Congress to restore the power of impoundment to the President?

Byline: | Category: Taxes & Spending | Posted at: Wednesday, 27 February 2013

As I read this story about Senate Republicans considering giving the President the power to decide which budget cuts to make, I’m reminded of how much this sounds like impoundment.  If so, it’s a wonderful idea, as it would restore executive spending power to the nation’s chief executive.

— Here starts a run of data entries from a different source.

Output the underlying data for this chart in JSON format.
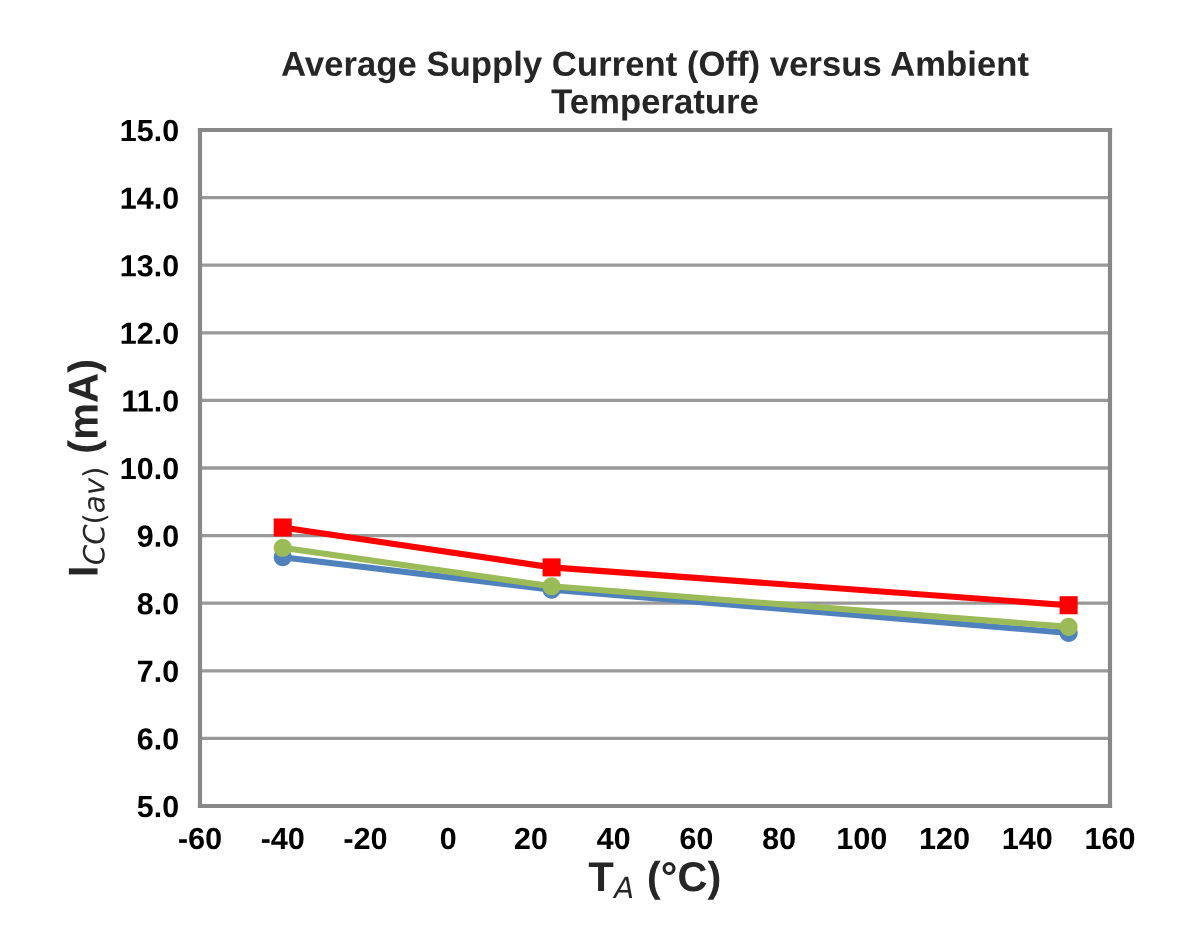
{
  "chart_data": {
    "type": "line",
    "title": "Average Supply Current (Off) versus Ambient\nTemperature",
    "xlabel": "T$_{A}$ (°C)",
    "ylabel": "I$_{CC(av)}$ (mA)",
    "x": [
      -40,
      25,
      150
    ],
    "series": [
      {
        "color": "#4f81bd",
        "marker": "circle",
        "values": [
          8.68,
          8.2,
          7.56
        ]
      },
      {
        "color": "#9bbb59",
        "marker": "circle",
        "values": [
          8.82,
          8.25,
          7.65
        ]
      },
      {
        "color": "#ff0000",
        "marker": "square",
        "values": [
          9.12,
          8.53,
          7.97
        ]
      }
    ],
    "xlim": [
      -60,
      160
    ],
    "xticks": [
      -60,
      -40,
      -20,
      0,
      20,
      40,
      60,
      80,
      100,
      120,
      140,
      160
    ],
    "ylim": [
      5,
      15
    ],
    "yticks": [
      {
        "value": 5,
        "label": "5.0"
      },
      {
        "value": 6,
        "label": "6.0"
      },
      {
        "value": 7,
        "label": "7.0"
      },
      {
        "value": 8,
        "label": "8.0"
      },
      {
        "value": 9,
        "label": "9.0"
      },
      {
        "value": 10,
        "label": "10.0"
      },
      {
        "value": 11,
        "label": "11.0"
      },
      {
        "value": 12,
        "label": "12.0"
      },
      {
        "value": 13,
        "label": "13.0"
      },
      {
        "value": 14,
        "label": "14.0"
      },
      {
        "value": 15,
        "label": "15.0"
      }
    ],
    "grid": "y",
    "line_style": "solid"
  }
}
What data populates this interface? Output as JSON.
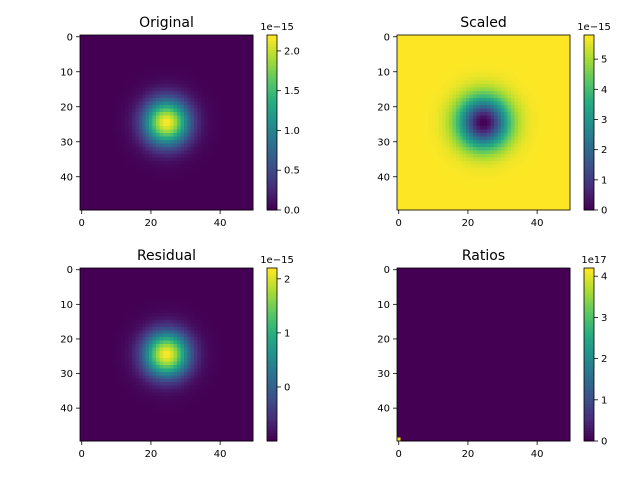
{
  "chart_data": [
    {
      "type": "heatmap",
      "title": "Original",
      "colormap": "viridis",
      "image": {
        "shape": [
          50,
          50
        ],
        "pattern": "gaussian",
        "center": [
          24.5,
          24.5
        ],
        "sigma": 4.5
      },
      "x_ticks": [
        0,
        20,
        40
      ],
      "y_ticks": [
        0,
        10,
        20,
        30,
        40
      ],
      "colorbar": {
        "vmin": 0.0,
        "vmax": 2.2,
        "ticks": [
          0.0,
          0.5,
          1.0,
          1.5,
          2.0
        ],
        "tick_labels": [
          "0.0",
          "0.5",
          "1.0",
          "1.5",
          "2.0"
        ],
        "offset_label": "1e−15"
      }
    },
    {
      "type": "heatmap",
      "title": "Scaled",
      "colormap": "viridis",
      "image": {
        "shape": [
          50,
          50
        ],
        "pattern": "inverted-gaussian",
        "center": [
          24.5,
          24.5
        ],
        "sigma": 5.0
      },
      "x_ticks": [
        0,
        20,
        40
      ],
      "y_ticks": [
        0,
        10,
        20,
        30,
        40
      ],
      "colorbar": {
        "vmin": 0.0,
        "vmax": 5.8,
        "ticks": [
          0,
          1,
          2,
          3,
          4,
          5
        ],
        "tick_labels": [
          "0",
          "1",
          "2",
          "3",
          "4",
          "5"
        ],
        "offset_label": "1e−15"
      }
    },
    {
      "type": "heatmap",
      "title": "Residual",
      "colormap": "viridis",
      "image": {
        "shape": [
          50,
          50
        ],
        "pattern": "gaussian",
        "center": [
          24.5,
          24.5
        ],
        "sigma": 4.5
      },
      "x_ticks": [
        0,
        20,
        40
      ],
      "y_ticks": [
        0,
        10,
        20,
        30,
        40
      ],
      "colorbar": {
        "vmin": -1.0,
        "vmax": 2.2,
        "ticks": [
          0,
          1,
          2
        ],
        "tick_labels": [
          "0",
          "1",
          "2"
        ],
        "offset_label": "1e−15"
      }
    },
    {
      "type": "heatmap",
      "title": "Ratios",
      "colormap": "viridis",
      "image": {
        "shape": [
          50,
          50
        ],
        "pattern": "corner-spike",
        "spike_cell": [
          0,
          49
        ]
      },
      "x_ticks": [
        0,
        20,
        40
      ],
      "y_ticks": [
        0,
        10,
        20,
        30,
        40
      ],
      "colorbar": {
        "vmin": 0.0,
        "vmax": 4.2,
        "ticks": [
          0,
          1,
          2,
          3,
          4
        ],
        "tick_labels": [
          "0",
          "1",
          "2",
          "3",
          "4"
        ],
        "offset_label": "1e17"
      }
    }
  ]
}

The anti-impoundment act passed with the 1974 budget.  Like so much legislation that came out of the immediate post-Watergate era, this attempt to neuter Nixon left long term negative consequences for the nation.  From 1803 to 1974 presidents had the power to spend UP to what was budgeted by Congress.  They couldn’t spend more, but if circumstances dictated, the could spend less.  Thomas Jefferson was the first president to use the power when he decided not to buy boats that Congress had authorized to patrol the nation’s western frontier on the Mississippi River after his purchase of Louisiana made naval riverine patrols unnecessary.  For the next seventeen decades presidents underspent their budgets.  Even big spending presidents like Lyndon Johnson routinely spent only 95% of what was authorized.

Since 1974, however, every dime is spent.  Anyone who has spent a late September working for the federal government knows the rush to spend wastefully as the waning hours of the fiscal year wind down.  That is because Presidents can no longer spend less than what was authorized by Congress.  No business would dare operate in such a manner.  So why does government?

You might remember that two years ago, I advocated that President Obama seize the opportunity to challenge impoundment.  My advice still stands.  This is a good thing for the nation if the chief executive has it within his power the ability to properly execute a budget.